Is it important to write with playing live in mind?

"I’m more brutal about that than Laura. I think Laura is more concerned about that, probably because she has to do it on guitar, about how she'll be able to perform it live, generating lots of layers using just the one guitar. But I'm actually quite bloody-minded about that, I don't really fucking care. It you want to make something great, don't worry about how you'll play it until later. Early on, we wanted to make something that worked live, but now I don't really care. You can do things live that you can't do on a record, and vice versa. It would be boring if I saw a band who sounded exactly like they did on record."

How did you get involved with Drill:Brighton

"Basically, they asked us quite late in the day, and we weren't really sure. But then we decided it would be quite a nice way to end our year, to come back and play a really cool festival in Brighton. So, we said to them 'yeah, we'll play, but we want to play a really small room, play with a couple of bands who are friends of ours'. Small room, Friday night, make it a party! We're playing Bleach which is the smallest room we've played in Brighton for a long time. It'll be an intimate show, and we'll play all our fast songs! When we saw the line up announced we would have been going to it anyway!"



What are you plans for next year, 2015?

"On the face of it you'll probably hear very little from us. We've done a lot of touring, we released an album this year.
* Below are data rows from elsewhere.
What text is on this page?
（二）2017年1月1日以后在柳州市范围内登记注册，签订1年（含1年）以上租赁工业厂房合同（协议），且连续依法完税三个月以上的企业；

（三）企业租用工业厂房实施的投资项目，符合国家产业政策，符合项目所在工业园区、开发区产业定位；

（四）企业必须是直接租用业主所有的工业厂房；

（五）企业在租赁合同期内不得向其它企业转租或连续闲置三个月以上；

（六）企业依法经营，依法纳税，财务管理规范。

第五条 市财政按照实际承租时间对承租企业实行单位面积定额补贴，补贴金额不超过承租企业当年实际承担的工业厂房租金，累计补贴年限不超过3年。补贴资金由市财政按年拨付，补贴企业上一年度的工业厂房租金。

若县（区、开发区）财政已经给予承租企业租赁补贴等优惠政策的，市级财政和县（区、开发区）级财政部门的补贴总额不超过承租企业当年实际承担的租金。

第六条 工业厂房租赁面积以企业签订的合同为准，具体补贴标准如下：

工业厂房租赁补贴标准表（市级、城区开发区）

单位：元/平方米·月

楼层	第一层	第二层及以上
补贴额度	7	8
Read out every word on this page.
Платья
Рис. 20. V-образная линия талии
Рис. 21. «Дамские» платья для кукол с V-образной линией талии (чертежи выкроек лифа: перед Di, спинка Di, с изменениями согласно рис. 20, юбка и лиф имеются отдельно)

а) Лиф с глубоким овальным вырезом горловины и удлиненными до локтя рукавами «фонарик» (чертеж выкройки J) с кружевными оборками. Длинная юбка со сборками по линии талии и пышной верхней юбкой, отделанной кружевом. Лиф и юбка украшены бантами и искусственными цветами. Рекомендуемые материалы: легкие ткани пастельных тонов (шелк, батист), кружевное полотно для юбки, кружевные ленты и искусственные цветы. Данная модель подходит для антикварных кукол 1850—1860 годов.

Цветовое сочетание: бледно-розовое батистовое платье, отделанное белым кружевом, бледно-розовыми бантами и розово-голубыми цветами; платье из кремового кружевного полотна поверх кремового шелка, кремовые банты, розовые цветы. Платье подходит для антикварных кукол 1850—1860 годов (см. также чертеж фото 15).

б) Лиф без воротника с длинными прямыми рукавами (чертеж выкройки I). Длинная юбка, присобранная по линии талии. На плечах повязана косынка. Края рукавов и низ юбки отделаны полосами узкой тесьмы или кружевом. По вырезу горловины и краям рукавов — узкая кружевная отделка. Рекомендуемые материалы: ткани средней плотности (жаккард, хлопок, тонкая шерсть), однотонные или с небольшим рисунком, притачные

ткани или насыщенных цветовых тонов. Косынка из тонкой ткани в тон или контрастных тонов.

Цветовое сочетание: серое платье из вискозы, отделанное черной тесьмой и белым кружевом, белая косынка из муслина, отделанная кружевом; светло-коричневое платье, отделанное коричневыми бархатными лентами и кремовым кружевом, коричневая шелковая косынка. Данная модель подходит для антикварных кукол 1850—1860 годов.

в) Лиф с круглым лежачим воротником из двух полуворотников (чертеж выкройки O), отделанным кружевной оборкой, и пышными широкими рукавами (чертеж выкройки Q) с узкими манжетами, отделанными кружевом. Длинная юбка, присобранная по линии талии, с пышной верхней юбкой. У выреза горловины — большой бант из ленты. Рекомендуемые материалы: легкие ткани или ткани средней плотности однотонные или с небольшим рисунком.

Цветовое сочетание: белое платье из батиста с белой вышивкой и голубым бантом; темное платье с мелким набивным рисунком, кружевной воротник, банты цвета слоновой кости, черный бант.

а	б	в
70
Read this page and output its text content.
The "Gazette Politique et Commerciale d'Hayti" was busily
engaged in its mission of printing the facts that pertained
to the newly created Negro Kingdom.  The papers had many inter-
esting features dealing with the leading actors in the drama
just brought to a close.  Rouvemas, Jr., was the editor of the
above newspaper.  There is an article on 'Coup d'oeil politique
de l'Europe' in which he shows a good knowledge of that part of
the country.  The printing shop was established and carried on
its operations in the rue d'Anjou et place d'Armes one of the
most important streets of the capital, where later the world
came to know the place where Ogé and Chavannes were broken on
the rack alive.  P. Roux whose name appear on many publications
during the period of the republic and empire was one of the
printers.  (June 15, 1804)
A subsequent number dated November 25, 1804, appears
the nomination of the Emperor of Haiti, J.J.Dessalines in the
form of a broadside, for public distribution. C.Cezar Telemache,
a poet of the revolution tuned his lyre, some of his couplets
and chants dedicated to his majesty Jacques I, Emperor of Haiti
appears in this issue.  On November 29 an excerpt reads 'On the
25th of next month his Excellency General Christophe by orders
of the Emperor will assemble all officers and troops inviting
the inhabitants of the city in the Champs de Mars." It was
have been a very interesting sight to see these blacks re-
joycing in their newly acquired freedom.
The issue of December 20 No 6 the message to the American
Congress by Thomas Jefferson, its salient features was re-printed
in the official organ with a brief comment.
We're writing more songs, figuring out what we want to do next, how we want to do the next album, even if we want to do another album, because the thing we talk about is about the album format, which is getting out-dated now. You don't necessarily need to release an album to move your band forward. We talk about releasing songs, speeding up the turnaround time. Next year we'll be working on new music.

How do you and Laura manage to keep Blood Red Shoes going? What's your secret!?

People ask us this a lot. I don't think there is a secret. In many ways we are just phenomenally lucky, we haven't killed each other yet. When we go and jam or write a song and it just comes out and works, it feels exactly the same as that first band practice. There's some chemistry, some magic that happens and it's still there. When it really works it doesn't feel like you're writing, it feels like something fell out of the sky and we just caught it. It happens, it's very unconscious, and it almost feels like you're not in charge of it, and that feeling happens all the time when we write. For whatever reason, that chemistry still exists. I don't know what it is, I don't particularly want to understand why, because I know it does, and I trust it. If we fall out on tour, which we do, or we disagree about what songs should go on an album, or whatever we might not see eye to eye on, the fact is when we come to write we have something that we don't get with other people. For as long as that's there we will be able to carry on. You're spitting in the face of it, if you don't! One thing Laura and I are not scared to do is communicate with each other. With a lot of bands there'll be a Noel Gallagher, with four or five other people. It's kind of like their band, someone who writes more songs, takes more money or has more of a say in things. Whereas, this is the most democratic thing you could have; two people with an equal voice. At no point do you feel like you're being pushed around by anybody. That must help.